RDC : Lubumbashi, la ville qui ne demande qu’à être au courant

Article : RDC : Lubumbashi, la ville qui ne demande qu’à être au courant
Crédit: Alexandre Mulongo
28 mars 2022

RDC : Lubumbashi, la ville qui ne demande qu’à être au courant

La nuit tombée, plusieurs quartiers de Lubumbashi s’éclairent au clair de lune. La lumière vacillante de l’intérieur des maisons provient des bougies et d’autres sources à piles électriques. Pourtant le potentiel hydroélectrique du pays est immense. Le Congo détient plusieurs sources d’énergies renouvelables. La Société Nationale d’Electricité (Snel) peine toujours à assurer sa mission.

Que la lumière soit ! Et la lumière ne fut pas !

La première plainte des habitants de Lubumbashi porte sur le manque d’éclairage. La filiale éléctrique Edison s’ennuierait de voir la faible intensité de lumière des lampes. Dans certaines maisons, elles ne s’allument même pas, parfois leurs clignotements dérangent les yeux.

Pendant la journée, c’est une toute autre ambiance. Des générateurs électriques à essence produisent une symphonie désagréable à l’oreille. Les habitations, les commerces et les petites industries se lassent des pannes à répétition. L’explication reste la même : vétusté du matériel et croissance démographique. La quarantaine de barrages hydroélectriques que compte le pays ne satisfont pas la demande.
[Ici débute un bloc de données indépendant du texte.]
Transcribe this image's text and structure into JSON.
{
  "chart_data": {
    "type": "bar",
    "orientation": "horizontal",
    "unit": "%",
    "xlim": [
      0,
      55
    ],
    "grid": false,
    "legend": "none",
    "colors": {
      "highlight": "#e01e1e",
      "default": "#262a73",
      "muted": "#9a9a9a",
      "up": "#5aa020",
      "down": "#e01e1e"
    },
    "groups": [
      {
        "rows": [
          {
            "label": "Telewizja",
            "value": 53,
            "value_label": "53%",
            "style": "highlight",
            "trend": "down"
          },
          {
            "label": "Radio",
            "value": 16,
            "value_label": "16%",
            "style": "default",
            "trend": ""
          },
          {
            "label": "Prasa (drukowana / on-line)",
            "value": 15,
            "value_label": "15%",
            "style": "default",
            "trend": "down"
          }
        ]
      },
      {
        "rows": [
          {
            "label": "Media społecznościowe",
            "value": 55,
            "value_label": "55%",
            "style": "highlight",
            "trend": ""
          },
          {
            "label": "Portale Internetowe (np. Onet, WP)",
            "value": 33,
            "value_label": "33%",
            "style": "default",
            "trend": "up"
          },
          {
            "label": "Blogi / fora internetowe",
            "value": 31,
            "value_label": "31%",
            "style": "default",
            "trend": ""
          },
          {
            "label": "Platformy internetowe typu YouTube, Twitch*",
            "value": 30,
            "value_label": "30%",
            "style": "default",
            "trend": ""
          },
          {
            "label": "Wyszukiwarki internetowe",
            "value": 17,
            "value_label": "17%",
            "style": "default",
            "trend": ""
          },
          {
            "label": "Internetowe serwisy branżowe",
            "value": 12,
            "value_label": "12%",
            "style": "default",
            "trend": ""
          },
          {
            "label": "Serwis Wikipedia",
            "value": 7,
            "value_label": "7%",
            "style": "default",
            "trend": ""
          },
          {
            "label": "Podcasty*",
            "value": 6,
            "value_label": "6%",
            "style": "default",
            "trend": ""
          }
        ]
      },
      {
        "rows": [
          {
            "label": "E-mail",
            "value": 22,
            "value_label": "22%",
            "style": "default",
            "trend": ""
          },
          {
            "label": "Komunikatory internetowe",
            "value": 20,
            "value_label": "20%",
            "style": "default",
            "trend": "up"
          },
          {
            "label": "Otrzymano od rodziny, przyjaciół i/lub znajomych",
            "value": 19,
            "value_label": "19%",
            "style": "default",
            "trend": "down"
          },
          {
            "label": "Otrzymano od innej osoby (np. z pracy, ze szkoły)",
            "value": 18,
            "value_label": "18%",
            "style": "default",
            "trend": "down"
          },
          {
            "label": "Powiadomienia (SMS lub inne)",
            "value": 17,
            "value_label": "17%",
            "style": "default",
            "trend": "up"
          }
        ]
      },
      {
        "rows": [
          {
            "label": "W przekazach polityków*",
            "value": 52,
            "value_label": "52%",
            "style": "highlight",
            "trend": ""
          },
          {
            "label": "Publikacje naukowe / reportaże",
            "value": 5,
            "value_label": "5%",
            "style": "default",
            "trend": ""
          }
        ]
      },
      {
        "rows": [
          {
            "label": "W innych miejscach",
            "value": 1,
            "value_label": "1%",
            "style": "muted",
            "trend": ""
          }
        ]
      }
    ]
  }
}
De la production d’électricité à la distribution en passant par le transport, tout est à revoir. L’entreprise publique a du mal à rendre un service convenable à ses abonnées de basse et moyenne tension. En 2009, une Loi sur le désengagement de l’Etat dans les entreprises du portefeuille fait de la Snel une société commerciale. En 2014, la Loi N°14/011 du 17 Juin 2014 relative au secteur de l’électricité ouvre le capital de la Snel au secteur privé et libéralise le marché de l’électricité. Dans la pratique, rien n’a changé pour les quelques millions d’abonnés.

Snel, une société à la dérive

En cinquante-cinq ans d’existence, la Snel a vu la qualité de ses services se dégrader de manière significative. Face à la grande demande en énergie de l’industrie minière, les ménages passent au second plan dans la hiérarchie des priorités. L’investissement en équipement qui ne suit pas la croissance démographique conduit à une surcharge du réseau. Les délestages sont systématiques et les connexions frauduleuses se multiplient au fur à mesure que la ville s’étend. Le nombre de quartiers plongés dans le noir fait penser à des minis blackouts.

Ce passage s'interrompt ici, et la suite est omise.